Goldman Sachs's first-quarter earnings surged 27% as the US investment bank's trading business rebounded in response to increased market volatility.

Net income for the three months to the end of March rose to $2.74bn (£1.9bn) from $2.16bn a year earlier. The result was a recovery from the final quarter of 2017, when Goldman posted a $2.1bn loss.

Group revenue rose 25% from a year before to $10.04bn – the highest quarterly total for three years.

Trading revenue jumped 31% to $4.39bn from a year earlier and 85% from the fourth quarter of 2017, driven by equities revenue of $2.31bn – up 38% from the first quarter of 2017.
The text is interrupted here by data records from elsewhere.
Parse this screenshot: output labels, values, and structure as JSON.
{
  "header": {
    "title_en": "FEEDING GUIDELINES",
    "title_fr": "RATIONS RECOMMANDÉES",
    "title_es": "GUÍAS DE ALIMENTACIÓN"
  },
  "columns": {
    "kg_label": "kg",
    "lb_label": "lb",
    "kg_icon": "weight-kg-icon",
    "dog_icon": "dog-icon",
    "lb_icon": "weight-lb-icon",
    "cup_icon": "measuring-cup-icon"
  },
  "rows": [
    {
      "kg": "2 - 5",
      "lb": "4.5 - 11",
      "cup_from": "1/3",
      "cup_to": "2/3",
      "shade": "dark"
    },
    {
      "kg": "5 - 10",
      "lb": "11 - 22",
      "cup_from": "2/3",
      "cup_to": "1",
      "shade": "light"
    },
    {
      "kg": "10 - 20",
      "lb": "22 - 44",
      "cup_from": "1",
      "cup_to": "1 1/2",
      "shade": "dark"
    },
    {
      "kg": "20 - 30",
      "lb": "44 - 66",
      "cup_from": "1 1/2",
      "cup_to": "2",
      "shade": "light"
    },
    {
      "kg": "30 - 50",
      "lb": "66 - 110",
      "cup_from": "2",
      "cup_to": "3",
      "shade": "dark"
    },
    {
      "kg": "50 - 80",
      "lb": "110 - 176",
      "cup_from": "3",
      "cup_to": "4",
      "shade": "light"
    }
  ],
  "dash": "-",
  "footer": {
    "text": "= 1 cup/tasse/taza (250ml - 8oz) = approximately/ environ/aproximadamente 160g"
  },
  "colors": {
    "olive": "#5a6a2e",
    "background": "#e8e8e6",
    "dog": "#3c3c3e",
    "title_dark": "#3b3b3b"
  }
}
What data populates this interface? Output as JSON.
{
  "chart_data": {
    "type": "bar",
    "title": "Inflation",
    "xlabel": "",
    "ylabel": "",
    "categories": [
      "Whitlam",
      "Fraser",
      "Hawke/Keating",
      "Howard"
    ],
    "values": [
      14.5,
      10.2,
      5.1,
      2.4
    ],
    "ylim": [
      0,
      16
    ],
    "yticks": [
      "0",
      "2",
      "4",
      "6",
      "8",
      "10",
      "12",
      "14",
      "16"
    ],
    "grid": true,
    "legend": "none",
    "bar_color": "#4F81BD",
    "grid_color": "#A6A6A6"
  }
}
“During the quarter, equities operated in an environment characterised by periods of high volatility and an increase in client activity compared with the fourth quarter of 2017,” Goldman said.

Revenue from fixed income, currencies and commodities rose 23% to $2.07bn as clients carried out more trades in response to market volatility. After a long period of relative calm, markets became more uncertain in the first three months of 2018 as inflation expectations increased and the Trump administration threatened to start a trade war with China and other competitors.

Lloyd Blankfein, Goldman's chief executive, said: “Solid performance across our businesses produced strong returns in the first quarter. We are well positioned to serve our clients as the global economy continues to show strength and central banks unwind certain aspects of policy stimulus. We are also broadening our client base and further diversifying our businesses to drive more revenue and earnings growth for the firm.”